Scherminstellingen

U kunt het gedrag van het scherm, de helderheid, de weergavegrootte en de kwaliteit wijzigen. U kunt ook de beeldkwaliteit van foto's en video's instellen.
  1. Ga naar en tik op [Instellingen] > [Scherm].
  2. Tik op de instelling die u wilt wijzigen.
    Gebruik de schuifregelaars, selectievakjes en extra menu's om de instelling te wijzigen.

Instellingen voor het hoofdscherm

  • Instellingen van beeldkwaliteit: Hiermee kunt u de kwaliteit van foto's en video's instellen, zoals deze op het apparaat worden weergegeven.

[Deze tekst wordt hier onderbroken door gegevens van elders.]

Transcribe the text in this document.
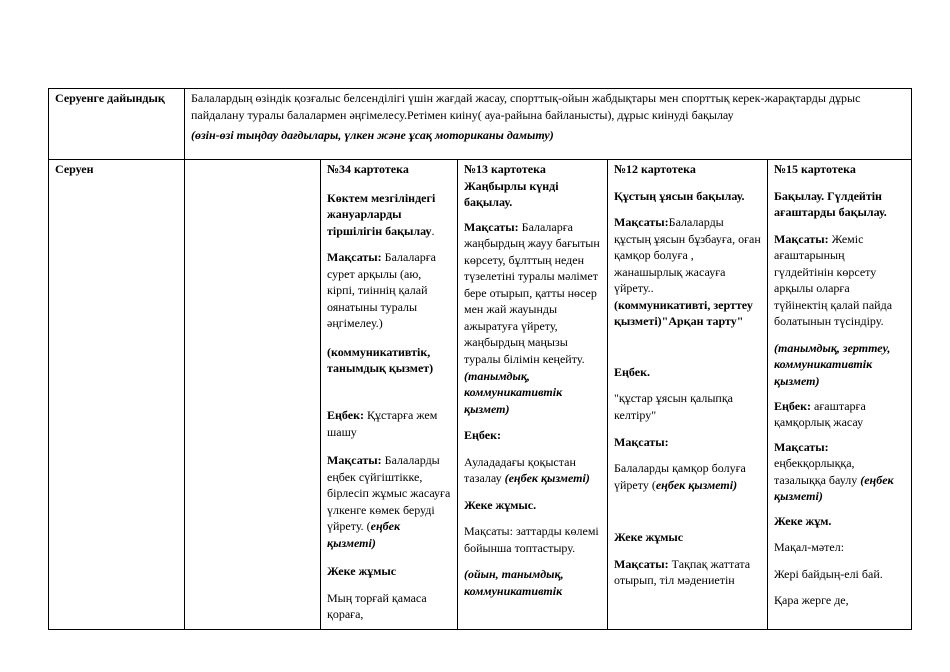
Серуенге дайындық	Балалардың өзіндік қозғалыс белсенділігі үшін жағдай жасау, спорттық-ойын жабдықтары мен спорттық керек-жарақтарды дұрыс пайдалану туралы балалармен әңгімелесу.Ретімен киіну( ауа-райына байланысты), дұрыс киінуді бақылау

(өзін-өзі тыңдау дағдылары, үлкен және ұсақ моториканы дамыту)

Серуен	№34 картотека

Көктем мезгіліндегі жануарларды тіршілігін бақылау.

Мақсаты: Балаларға сурет арқылы (аю, кірпі, тиіннің қалай оянатыны туралы әңгімелеу.)

(коммуникативтік, танымдық қызмет)

Еңбек: Құстарға жем шашу

Мақсаты: Балаларды еңбек сүйгіштікке, бірлесіп жұмыс жасауға үлкенге көмек беруді үйрету. (еңбек қызметі)

Жеке жұмыс

Мың торғай қамаса қораға,

№13 картотека

Жаңбырлы күнді бақылау.

Мақсаты: Балаларға жаңбырдың жауу бағытын көрсету, бұлттың неден түзелетіні туралы мәлімет бере отырып, қатты нөсер мен жай жауынды ажыратуға үйрету, жаңбырдың маңызы туралы білімін кеңейту. (танымдық, коммуникативтік қызмет)

Еңбек:

Аулададағы қоқыстан тазалау (еңбек қызметі)

Жеке жұмыс.

Мақсаты: заттарды көлемі бойынша топтастыру.

(ойын, танымдық, коммуникативтік

№12 картотека

Құстың ұясын бақылау.

Мақсаты:Балаларды құстың ұясын бұзбауға, оған қамқор болуға , жанашырлық жасауға үйрету..

(коммуникативті, зерттеу қызметі)"Арқан тарту"

Еңбек.

"құстар ұясын қалыпқа келтіру"

Мақсаты:

Балаларды қамқор болуға үйрету (еңбек қызметі)

Жеке жұмыс

Мақсаты: Тақпақ жаттата отырып, тіл мәдениетін

№15 картотека

Бақылау. Гүлдейтін ағаштарды бақылау.

Мақсаты: Жеміс ағаштарының гүлдейтінін көрсету арқылы оларға түйінектің қалай пайда болатынын түсіндіру.

(танымдық, зерттеу, коммуникативтік қызмет)

Еңбек: ағаштарға қамқорлық жасау

Мақсаты:

еңбекқорлыққа, тазалыққа баулу (еңбек қызметі)

Жеке жұм.

Мақал-мәтел:

Жері байдың-елі бай.

Қара жерге де,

  • Witbalans: Selecteer één van de voorinstellingen. Ook kunt u de schuifregelaars gebruiken om de witbalans aan te passen.

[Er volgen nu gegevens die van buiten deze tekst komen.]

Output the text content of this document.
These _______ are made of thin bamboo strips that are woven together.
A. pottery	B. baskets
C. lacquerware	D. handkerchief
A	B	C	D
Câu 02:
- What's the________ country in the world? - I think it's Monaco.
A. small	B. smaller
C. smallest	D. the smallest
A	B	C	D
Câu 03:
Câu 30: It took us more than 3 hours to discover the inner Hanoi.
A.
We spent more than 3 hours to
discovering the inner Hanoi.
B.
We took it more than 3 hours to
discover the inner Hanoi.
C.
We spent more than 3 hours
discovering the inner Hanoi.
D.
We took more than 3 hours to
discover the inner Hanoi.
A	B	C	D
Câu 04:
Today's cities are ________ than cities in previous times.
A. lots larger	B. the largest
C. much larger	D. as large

  • Helderheidsniveau: Pas het helderheidsniveau aan met de schuifregelaar. U kunt ook [Aanpasbare helderheid] inschakelen om de helderheid automatisch te optimaliseren op basis van het omgevingslicht.

  • Donker thema: U kunt het scherm met een donkere achtergrond afbeelden.

  • Scherm automatisch draaien: Stel in dat het scherm automatisch wordt gedraaid als het apparaat wordt gedraaid, of stel in dat het scherm in de staande stand blijft.

  • Nachtverlichting: [Nachtverlichting] schakelt de kleur van het scherm om naar oranje. Hierdoor is het scherm beter afleesbaar in een donkere omgeving en kunt u ook makkelijker in slaap vallen.

Opmerking

  • Vermijd het weergeven van zeer felle of statische beelden gedurende een lange tijd. Dit kan ertoe leiden dat een nabeeld of kleur op het scherm blijft staan.

Hint

  • Zelfs als de functie Scherm automatisch draaien is uitgeschakeld, kunt u het scherm handmatig roteren door op de navigatiebalk op (pictogram Draaien) te tikken.